Una considerazione in corso d’opera su quella che considero la priorità assoluta del momento, cioè la vaccinazione degli over 80. Lo sguardo è quello di un cittadino di una regione, la Lombardia, che è senz’altro la più disgraziata sul versante della capacità di affrontare questa disastrosa pandemia Covid.
E’ di dominio pubblico, è patrimonio informativo di tutti che l’età media dei deceduti è di 81 anni, la stragrande maggioranza dei ricoveri in terapia intensiva e negli ospedali Covid riguarda gli over 80, è maggioritaria la fascia degli ultra ottantenni che impegna ambulanze, pronto soccorso e medici di medicina generale e Usca per insorgenza di sintomi Covid.
A fronte di queste semplici constatazioni sembrerebbe a chiunque inevitabile (e infatti così recitano le disposizioni nazionali) affrontare l’attuale fase vaccinale con una rapida ed efficiente copertura integrale di quelli che sono i più esposti per età e per co-morbilità al Covid. Avremmo benefici certi e tangibili per tutta la società: una rapida caduta dei decessi (e scusate se è poco) - su oltre 100mila morti, 60mila sono over 80 (60%) - un abbattimento drastico dei ricoveri in terapia intensiva e negli ospedali, un ritorno a parametri più normali del ricorso ad ambulanze, pronto soccorso, medici di base e Usca. Quest’ultimi, se impiegati meno a fare tamponi, potrebbero incrementare le vaccinazioni a domicilio oggi episodiche.
Ebbene, a fronte di quanto, di quasi ovvio, sin qui sostenuto, nella mia regione, la Lombardia, e anche in altre regioni, la vaccinazione degli over 80 non solo è andata molto a rilento ma si sono riscontrati comportamenti insultanti e intollerabili nella gestione delle prenotazioni, nelle disdette con sms, sulla lontananza dei luoghi dove vaccinarsi, sulla esiguità della vaccinazioni a domicilio per chi non può deambulare.

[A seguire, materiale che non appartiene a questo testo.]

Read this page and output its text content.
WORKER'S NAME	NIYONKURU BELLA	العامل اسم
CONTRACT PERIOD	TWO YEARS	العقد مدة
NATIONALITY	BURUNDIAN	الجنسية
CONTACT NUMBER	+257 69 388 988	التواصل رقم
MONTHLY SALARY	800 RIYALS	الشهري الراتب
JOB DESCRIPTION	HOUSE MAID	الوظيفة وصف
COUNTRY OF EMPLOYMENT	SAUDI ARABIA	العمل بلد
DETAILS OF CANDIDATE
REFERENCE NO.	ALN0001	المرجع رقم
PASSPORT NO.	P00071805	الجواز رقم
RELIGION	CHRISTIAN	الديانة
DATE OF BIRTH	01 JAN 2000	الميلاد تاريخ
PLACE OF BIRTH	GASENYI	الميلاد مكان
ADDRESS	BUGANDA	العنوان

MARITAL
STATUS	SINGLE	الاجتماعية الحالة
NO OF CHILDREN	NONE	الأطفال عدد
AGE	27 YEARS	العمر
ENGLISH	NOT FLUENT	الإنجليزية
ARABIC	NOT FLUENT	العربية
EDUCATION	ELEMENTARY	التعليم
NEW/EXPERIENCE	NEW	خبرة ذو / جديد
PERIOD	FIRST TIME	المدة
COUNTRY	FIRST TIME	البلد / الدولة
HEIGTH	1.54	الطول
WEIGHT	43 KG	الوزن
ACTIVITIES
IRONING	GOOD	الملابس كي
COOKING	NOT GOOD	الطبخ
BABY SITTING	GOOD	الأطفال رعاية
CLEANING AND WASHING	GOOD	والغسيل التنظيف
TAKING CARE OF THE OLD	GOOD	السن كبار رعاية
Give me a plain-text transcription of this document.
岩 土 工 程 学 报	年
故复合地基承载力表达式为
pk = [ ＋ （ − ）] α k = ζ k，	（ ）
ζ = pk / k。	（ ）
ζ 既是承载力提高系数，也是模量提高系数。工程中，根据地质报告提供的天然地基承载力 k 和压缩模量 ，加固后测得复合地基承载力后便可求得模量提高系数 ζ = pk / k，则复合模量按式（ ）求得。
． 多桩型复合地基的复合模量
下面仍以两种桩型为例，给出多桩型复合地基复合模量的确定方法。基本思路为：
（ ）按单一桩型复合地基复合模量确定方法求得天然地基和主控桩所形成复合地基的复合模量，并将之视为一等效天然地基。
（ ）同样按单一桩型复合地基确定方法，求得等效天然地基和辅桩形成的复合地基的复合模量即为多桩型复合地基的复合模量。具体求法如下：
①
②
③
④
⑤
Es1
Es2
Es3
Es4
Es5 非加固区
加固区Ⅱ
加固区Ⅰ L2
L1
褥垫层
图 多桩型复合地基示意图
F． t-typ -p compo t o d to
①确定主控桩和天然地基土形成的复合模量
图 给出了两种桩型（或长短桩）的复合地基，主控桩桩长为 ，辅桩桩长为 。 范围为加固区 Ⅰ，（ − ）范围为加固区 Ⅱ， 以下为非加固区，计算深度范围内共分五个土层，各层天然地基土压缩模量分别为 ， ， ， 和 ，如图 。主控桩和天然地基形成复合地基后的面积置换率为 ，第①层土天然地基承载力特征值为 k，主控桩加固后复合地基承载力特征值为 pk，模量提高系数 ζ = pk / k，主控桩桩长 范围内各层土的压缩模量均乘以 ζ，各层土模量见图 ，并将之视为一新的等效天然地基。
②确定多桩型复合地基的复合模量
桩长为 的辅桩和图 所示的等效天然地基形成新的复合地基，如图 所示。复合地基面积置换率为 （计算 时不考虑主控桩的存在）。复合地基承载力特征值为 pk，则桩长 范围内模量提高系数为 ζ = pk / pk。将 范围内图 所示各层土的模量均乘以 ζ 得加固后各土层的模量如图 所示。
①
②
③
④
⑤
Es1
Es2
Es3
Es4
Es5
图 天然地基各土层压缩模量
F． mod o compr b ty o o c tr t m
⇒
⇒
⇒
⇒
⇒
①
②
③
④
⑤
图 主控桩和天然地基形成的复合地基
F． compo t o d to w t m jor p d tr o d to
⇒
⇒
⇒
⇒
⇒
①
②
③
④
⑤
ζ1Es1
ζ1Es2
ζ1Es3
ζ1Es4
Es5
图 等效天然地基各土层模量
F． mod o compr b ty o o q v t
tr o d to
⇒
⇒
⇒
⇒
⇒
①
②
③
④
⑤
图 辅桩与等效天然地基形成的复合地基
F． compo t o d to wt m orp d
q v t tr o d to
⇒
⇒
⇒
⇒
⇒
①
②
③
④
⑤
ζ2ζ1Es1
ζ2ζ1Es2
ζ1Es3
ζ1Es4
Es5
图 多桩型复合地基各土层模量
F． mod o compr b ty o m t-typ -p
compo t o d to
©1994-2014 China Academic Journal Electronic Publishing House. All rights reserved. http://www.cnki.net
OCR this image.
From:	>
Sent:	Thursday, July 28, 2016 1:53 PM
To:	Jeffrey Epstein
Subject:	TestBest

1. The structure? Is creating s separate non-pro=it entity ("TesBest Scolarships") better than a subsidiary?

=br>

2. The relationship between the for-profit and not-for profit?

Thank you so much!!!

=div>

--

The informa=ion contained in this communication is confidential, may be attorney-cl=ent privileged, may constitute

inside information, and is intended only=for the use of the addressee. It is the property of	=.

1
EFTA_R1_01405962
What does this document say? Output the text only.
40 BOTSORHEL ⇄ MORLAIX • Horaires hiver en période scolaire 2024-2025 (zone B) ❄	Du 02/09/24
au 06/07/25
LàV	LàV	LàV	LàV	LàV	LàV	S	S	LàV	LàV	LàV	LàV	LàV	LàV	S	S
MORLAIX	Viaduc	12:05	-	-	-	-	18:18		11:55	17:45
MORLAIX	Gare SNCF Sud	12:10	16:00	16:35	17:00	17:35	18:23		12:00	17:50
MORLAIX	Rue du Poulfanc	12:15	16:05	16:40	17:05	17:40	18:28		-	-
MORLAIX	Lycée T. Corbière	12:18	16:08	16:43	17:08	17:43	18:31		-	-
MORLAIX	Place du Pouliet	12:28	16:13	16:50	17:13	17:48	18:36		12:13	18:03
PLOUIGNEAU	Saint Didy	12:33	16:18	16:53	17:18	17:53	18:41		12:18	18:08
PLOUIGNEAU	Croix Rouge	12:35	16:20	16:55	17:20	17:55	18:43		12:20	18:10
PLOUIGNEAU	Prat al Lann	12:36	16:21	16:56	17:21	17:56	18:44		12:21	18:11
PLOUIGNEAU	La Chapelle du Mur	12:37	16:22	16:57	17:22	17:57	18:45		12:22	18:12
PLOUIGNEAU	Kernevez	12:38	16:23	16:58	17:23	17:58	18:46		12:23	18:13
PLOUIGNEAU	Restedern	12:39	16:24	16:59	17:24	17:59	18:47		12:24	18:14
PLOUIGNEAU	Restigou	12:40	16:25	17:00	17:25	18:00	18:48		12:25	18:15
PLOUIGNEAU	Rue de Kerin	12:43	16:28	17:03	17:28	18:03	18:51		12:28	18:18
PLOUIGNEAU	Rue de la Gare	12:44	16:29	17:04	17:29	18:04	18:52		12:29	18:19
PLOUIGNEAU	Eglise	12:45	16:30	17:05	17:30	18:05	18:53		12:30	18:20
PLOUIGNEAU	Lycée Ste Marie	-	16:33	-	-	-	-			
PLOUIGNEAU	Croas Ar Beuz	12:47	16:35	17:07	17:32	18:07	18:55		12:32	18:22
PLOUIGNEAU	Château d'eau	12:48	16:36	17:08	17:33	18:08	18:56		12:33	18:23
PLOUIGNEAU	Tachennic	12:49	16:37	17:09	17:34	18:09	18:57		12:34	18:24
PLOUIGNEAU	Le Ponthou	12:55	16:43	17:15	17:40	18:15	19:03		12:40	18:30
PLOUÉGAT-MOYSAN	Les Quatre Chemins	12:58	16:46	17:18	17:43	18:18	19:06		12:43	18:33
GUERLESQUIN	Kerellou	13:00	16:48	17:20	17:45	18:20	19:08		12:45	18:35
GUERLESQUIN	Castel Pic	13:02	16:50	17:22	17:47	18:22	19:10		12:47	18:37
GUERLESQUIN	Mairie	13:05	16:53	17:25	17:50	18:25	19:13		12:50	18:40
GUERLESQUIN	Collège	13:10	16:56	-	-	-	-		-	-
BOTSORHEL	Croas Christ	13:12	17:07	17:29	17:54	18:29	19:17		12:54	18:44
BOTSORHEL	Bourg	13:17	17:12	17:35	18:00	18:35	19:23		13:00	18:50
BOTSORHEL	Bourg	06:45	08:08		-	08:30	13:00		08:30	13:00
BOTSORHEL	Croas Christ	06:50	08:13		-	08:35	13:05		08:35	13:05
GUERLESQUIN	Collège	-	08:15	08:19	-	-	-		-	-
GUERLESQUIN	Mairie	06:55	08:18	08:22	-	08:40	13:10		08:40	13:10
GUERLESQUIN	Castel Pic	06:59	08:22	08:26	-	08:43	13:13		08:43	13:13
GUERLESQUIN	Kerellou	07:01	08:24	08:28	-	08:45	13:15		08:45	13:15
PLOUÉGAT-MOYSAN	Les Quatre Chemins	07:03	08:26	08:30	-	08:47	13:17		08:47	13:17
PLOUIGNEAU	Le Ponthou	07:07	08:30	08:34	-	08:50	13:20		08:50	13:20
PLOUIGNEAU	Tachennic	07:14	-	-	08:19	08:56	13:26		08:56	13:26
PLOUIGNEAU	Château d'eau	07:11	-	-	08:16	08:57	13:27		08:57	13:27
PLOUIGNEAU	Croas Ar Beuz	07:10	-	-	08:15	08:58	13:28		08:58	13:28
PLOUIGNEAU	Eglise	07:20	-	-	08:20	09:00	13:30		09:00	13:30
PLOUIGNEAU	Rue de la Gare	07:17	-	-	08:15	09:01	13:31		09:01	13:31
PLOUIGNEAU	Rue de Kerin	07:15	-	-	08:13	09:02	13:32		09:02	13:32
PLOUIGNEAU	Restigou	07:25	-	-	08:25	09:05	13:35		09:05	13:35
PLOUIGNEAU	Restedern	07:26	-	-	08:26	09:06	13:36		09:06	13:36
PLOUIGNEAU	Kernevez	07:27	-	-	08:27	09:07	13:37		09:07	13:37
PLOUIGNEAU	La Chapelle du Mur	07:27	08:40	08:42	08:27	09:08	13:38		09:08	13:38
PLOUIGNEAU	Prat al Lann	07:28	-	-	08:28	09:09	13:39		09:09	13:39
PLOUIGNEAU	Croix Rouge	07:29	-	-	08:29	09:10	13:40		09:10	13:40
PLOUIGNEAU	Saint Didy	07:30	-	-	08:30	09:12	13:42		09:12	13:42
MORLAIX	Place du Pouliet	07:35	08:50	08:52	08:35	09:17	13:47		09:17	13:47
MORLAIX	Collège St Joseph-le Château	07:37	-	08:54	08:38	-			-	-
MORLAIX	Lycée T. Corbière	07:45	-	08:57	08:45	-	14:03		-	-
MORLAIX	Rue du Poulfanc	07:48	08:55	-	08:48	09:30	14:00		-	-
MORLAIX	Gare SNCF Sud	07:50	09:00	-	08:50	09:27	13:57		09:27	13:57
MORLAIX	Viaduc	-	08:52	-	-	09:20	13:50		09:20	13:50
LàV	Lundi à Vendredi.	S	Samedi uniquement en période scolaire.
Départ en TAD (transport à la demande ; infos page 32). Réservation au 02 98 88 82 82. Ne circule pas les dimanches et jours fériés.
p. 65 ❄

Così non si può e non si deve andare avanti, specialmente se, come in Lombardia, siamo in presenza della reiterazione del crimine. Nessuno di noi ha scordato come questa Regione si è comportata nei confronti delle Rsa e della strage perpetrata ai danni delle migliaia di ospiti contagiati e in numeri elevati deceduti, esattamente un anno fa. Noncuranza, approssimazione criminale, ma anche molto cinismo e impulsi darwinisti di selezione naturale della specie nei confronti di anziani che vengono considerati inutili e improduttivi.
In questa regione è inderogabile un intervento immediato e deciso da parte dello Stato, che deve commissariare la giunta lombarda e si deve sostituire alla incapacità praticata e reiterata del sistema sanitario regionale. Deve però intervenire anche la politica, a tutti i livelli, perché non è ulteriormente tollerabile che il disastro gestionale di Fontana, Moratti & co. si possa risolvere in una battaglia tutta interna al centrodestra, con lancio di fumogeni (le sostituzioni che sono rimedi peggiori del male) che intendono offuscare la realtà di un fallimento altrimenti tangibile.
Infine un appello a tutta la Cgil e a tutte le categorie: prendiamo immediatamente posizione forte e se necessario mobilitiamoci perché si addivenga in tempi rapidissimi alla conclusione della vaccinazione degli over 80 sull’intero territorio nazionale. Cui debbono seguire, secondo le stesse indicazioni del piano vaccini nazionale, gli ulteriori fragili per morbilità e per età, disabili in testa.
Accantoniamo per favore, e mi rivolgo più in particolare alle categorie, la pericolosa e discriminante discussione lanciata da Confindustria (non a caso in Lombardia, e senza il coinvolgimento del sindacato) sulla vaccinazione nei luoghi di lavoro. Quando tutte le priorità saranno soddisfatte e quindi senza scavalchi e senza fughe verso il privato, ci impegneremo tutti per aiutare il sistema sanitario alleviandolo dalla vaccinazione dei lavoratori delle aziende.
Oggi l’approccio meno corporativo, più etico, più intelligente, e forse anche più economicamente vantaggioso per l’intera collettività, è quello di portare velocemente in salvo milioni di cittadini anziani che questa pandemia ha colpito in maniera micidiale, e nel contempo di rasserenare il clima pesante e insopportabile che l’intera collettività sta vivendo da un anno a questa parte.